Saturday, 20 October 2012

Life without a car


I have now been a week without a car.

Regular readers will know that I borrowed a friend’s car last Sunday to get to my preaching gig, and on Monday  I rented a car for a couple of days to get down and back to Cape Coral, and to get to medical appointments.

To be car-less leads to careful planning. 

I found this out on Thursday when I again borrowed a car and in the space of 75 minutes I went to a pharmacy, to a hardware store, to the bank, to the post office, to my barber and to the supermarket (how lucky I am that each of these businesses are within a mile of my home)

The supermarket visit entailed a detailed list of the comestibles and beverages I would need for five days.

Wednesday and Friday were the tests.  It felt odd to be never more than ¾ mile from my home - when I walked Penne.

But the days also helped me understand that sometime my quick car trips to the supermarket or to “Target” are rooted in impulse.

For instance, a few weeks ago I got it into my head that I wanted a veggie Pizza for dinner.  Nothing, it seemed, would shake that whim, so I went off driving to “Sweetbay” - and of course whilst I was there I picked up a few other items which leaped off the shelves into my basket.

I took the ‘bus today.  I needed to go downtown to return two books to the library, and I wanted to be there to take a look at the arts and crafts festival, and to mingle with the crowds (and see some friends) at Sarasota’s Pride Fest.

The ‘bus stop is a ten minute walk from my home – a piece of cake! I got there in good time ‘cause our locals ‘buses are more likely to run early than late.  Todays ‘bus was on time, and 15 minutes and $1.25 after boarding I was downtown.

The place was hopping.  I grinned to myself thinking “if I had driven here I never would have found a parking spot”.

I did what I needed to do, saw some good friends at PrideFest, stopped by the St. Boniface Church Table there, got free orange juice courtesy of “Tropicana” – a major sponsor of the Fest, and journeyed back home by ‘bus.

That was all very fine.

My good pal Ben is lending me his car again tomorrow so that I can get to Church, and then to a birthday brunch for my pal the Revd. Jack Chrisman.

What I am discovering is that I could “get by” here in SRQ without a car.

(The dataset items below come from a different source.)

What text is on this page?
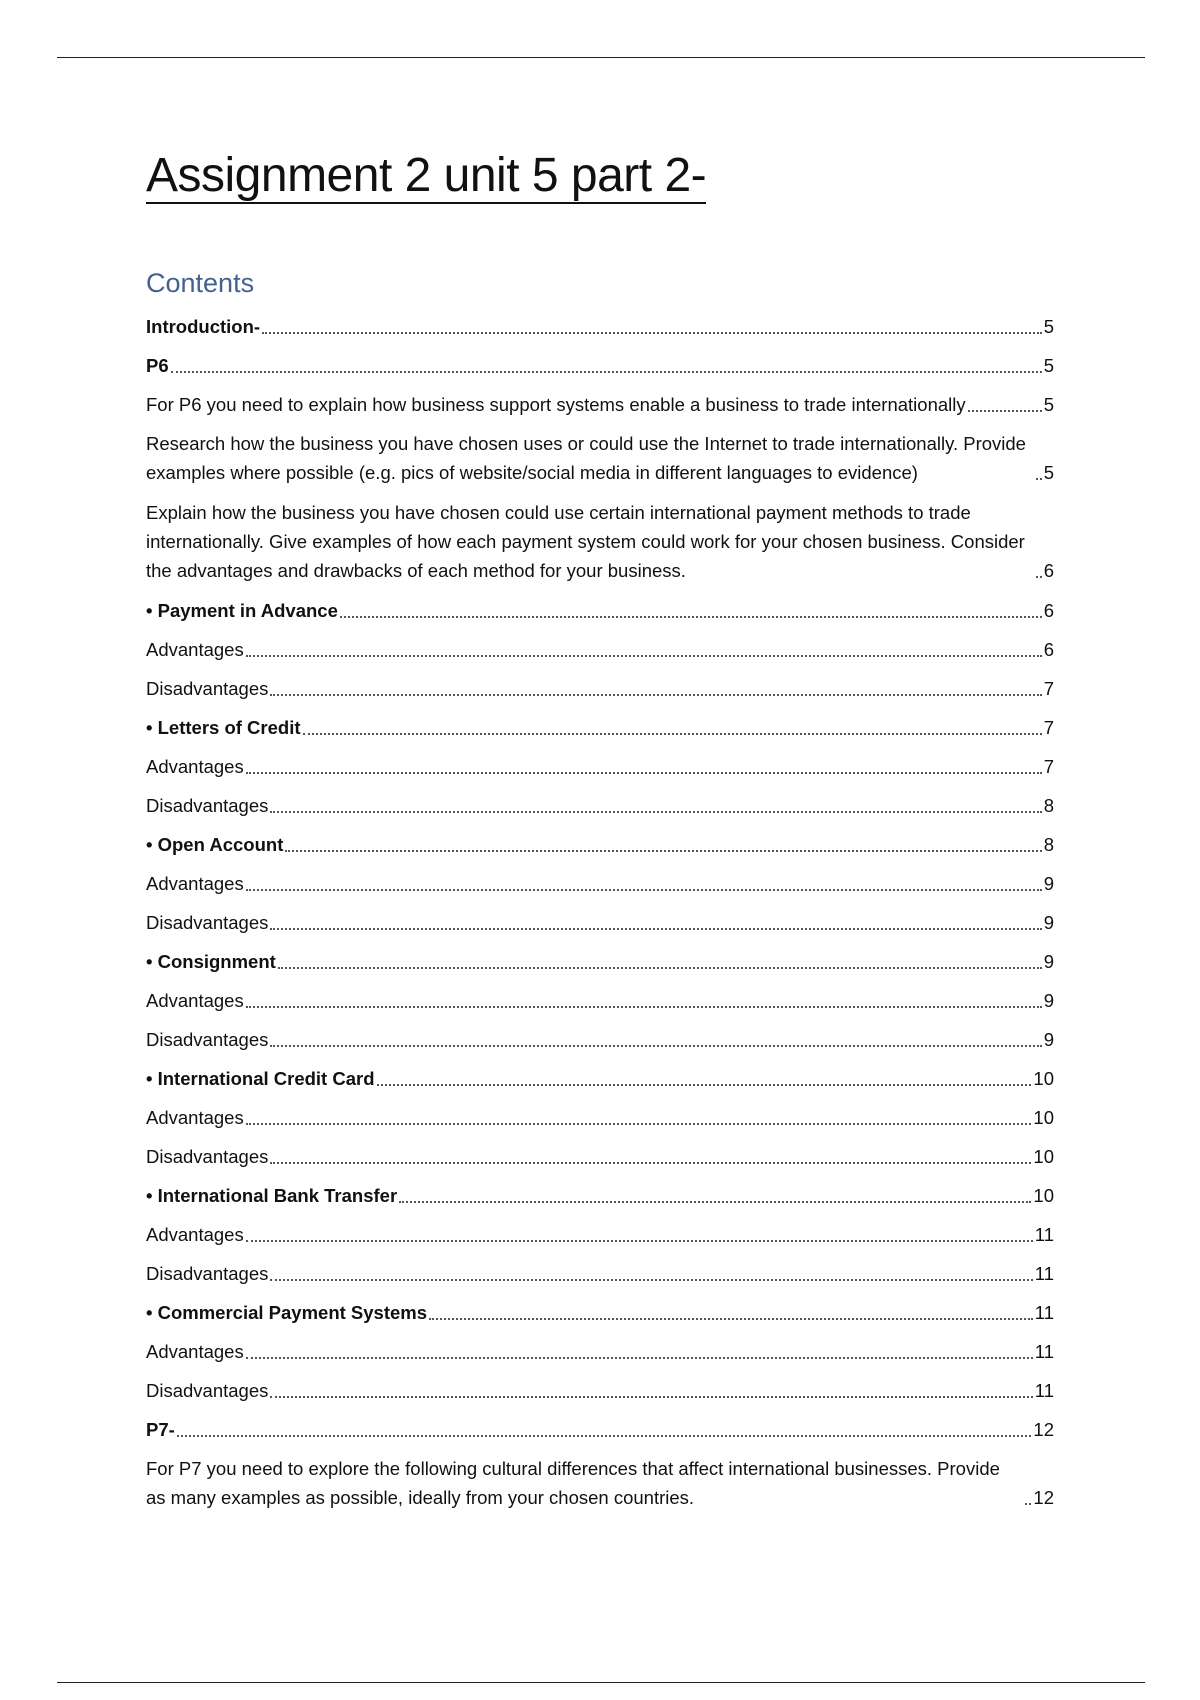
Assignment 2 unit 5 part 2-
Contents
Introduction-	5
P6	5
For P6 you need to explain how business support systems enable a business to trade internationally	5
Research how the business you have chosen uses or could use the Internet to trade internationally. Provide examples where possible (e.g. pics of website/social media in different languages to evidence)	5
Explain how the business you have chosen could use certain international payment methods to trade internationally. Give examples of how each payment system could work for your chosen business. Consider the advantages and drawbacks of each method for your business.	6
• Payment in Advance	6
Advantages	6
Disadvantages	7
• Letters of Credit	7
Advantages	7
Disadvantages	8
• Open Account	8
Advantages	9
Disadvantages	9
• Consignment	9
Advantages	9
Disadvantages	9
• International Credit Card	10
Advantages	10
Disadvantages	10
• International Bank Transfer	10
Advantages	11
Disadvantages	11
• Commercial Payment Systems	11
Advantages	11
Disadvantages	11
P7-	12
For P7 you need to explore the following cultural differences that affect international businesses. Provide as many examples as possible, ideally from your chosen countries.	12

But it would be inconvenient.

I could of course get one of those shopping carts and wheel it down a mile to my favourite supermarket a couple of times a week.  All very well except for in monsoon seasons (May – Nov).

I could walk to the bank, the post office, the pharmacy etc.

I could use the ‘bus to get to my dentist, general practitioner and dermatologist.

The dentist is on my local route ‘bus #6.

 But I’d have to take two ‘buses to get to my G.P. and my dermatologist -  with darned inconvenient waits between ‘bus A and ‘bus B.

It’s next to impossible to get to my Church by ‘bus – so I'd have to rely on others for rides.

 And my social life, slim as it is, would be utterly impossible without a car.

ALL THIS IS TO SAY that I'll be glad to get my car back next Monday, Tuesday or Wednesday.

AND

1. I have a new sense of how hard it is to be poor in urban America, or to live in rural America.  We city-living car owners take so much for granted.

2. I have a new sense of “what is to come” when I am older and no longer able to drive.

P.S.  As I walked Penne tonight I encountered my neighbour Jean. She had noticed the absence of my car so she offered transportation should I need it. Cool!